Key Words: atonement, sin, high-handed sin, unintentional sin, intentional sin, sacrifice, Num 15:30-31, biblical theology
Growing up, I held to a fairly straightforward understanding of how atonement for sin worked in the OT: when Israelites committed sin, they would bring a sacrifice, confess their sin, and be forgiven. But then I began to read the OT more carefully and realized that, while this understanding was true for many passages, there were several others for which it was not. In Num 14, the Israelites are forgiven a great sin without making any sacrifice. The same happens again in Exod 32-34 and Num 16. And Num 15 mentions certain sins—“high-handed” sins—for which forgiveness by sacrifice is not possible (vv. 30-31).

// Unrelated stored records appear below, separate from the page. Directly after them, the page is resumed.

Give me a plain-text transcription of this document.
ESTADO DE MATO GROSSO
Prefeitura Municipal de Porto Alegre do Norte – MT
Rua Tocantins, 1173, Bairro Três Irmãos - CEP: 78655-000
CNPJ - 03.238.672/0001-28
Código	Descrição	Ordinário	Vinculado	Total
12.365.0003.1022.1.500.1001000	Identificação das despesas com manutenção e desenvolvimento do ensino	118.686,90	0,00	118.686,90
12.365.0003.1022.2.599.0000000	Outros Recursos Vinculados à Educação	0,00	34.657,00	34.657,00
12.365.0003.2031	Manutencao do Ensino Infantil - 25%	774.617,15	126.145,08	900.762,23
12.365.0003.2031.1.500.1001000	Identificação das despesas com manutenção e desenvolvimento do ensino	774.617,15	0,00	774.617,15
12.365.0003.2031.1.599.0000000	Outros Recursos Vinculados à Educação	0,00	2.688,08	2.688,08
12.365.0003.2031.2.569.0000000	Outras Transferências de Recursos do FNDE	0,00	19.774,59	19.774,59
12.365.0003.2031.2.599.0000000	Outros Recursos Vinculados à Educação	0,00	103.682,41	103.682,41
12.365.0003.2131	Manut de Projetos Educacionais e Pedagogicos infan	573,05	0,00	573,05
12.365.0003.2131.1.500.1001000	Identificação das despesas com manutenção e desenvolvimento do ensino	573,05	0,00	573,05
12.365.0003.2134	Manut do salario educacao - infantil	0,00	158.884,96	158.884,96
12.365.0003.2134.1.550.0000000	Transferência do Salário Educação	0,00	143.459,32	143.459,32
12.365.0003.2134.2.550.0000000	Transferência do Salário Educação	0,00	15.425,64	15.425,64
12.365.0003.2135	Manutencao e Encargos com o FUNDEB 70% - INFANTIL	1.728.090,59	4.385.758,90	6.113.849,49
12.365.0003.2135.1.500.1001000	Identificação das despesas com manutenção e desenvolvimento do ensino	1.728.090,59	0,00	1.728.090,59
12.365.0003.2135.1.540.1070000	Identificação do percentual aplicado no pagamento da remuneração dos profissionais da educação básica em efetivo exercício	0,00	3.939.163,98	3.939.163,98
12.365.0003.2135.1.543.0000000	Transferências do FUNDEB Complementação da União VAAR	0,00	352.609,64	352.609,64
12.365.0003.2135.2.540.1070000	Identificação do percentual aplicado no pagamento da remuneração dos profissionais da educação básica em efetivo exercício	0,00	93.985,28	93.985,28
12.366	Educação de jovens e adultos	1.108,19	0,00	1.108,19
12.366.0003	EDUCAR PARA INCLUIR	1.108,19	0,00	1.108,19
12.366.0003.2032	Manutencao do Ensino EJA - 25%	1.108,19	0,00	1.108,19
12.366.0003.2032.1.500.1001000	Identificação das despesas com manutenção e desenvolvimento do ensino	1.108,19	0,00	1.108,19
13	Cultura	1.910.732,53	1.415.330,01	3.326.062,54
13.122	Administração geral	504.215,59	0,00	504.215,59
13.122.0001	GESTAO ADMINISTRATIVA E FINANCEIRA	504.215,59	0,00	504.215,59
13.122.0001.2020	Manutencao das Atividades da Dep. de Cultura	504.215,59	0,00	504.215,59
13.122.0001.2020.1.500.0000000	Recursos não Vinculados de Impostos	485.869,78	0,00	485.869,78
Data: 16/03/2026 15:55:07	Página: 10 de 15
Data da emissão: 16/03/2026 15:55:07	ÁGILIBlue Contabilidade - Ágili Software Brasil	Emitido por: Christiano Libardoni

The goal of this essay is to begin to develop an understanding of sin and atonement in the OT that has room for the types of passages noted above. I will not address the entire OT’s teaching on sin and atonement but focus on the Pentateuch, particularly on Exodus through Numbers, because this portion forms the foundational understanding of sin and atonement on which the rest of the Bible builds, and this portion also provides the highest concentration of material on matters related to sin and atonement as well as the most explicit discussions of it.1
After a brief definition of the terms sin and atonement, I first consider sin and atonement from the perspective of sacrifice and argue that there
BBR 22:4 (2012) p. 468
are three different categories of sin: unintentional sins, intentional but not (necessarily) high-handed sins, and high-handed sins. The differences between these three categories are identified, not only in relation to one another, but especially in relation to sacrificial atonement, which applies to the first two categories but not the third.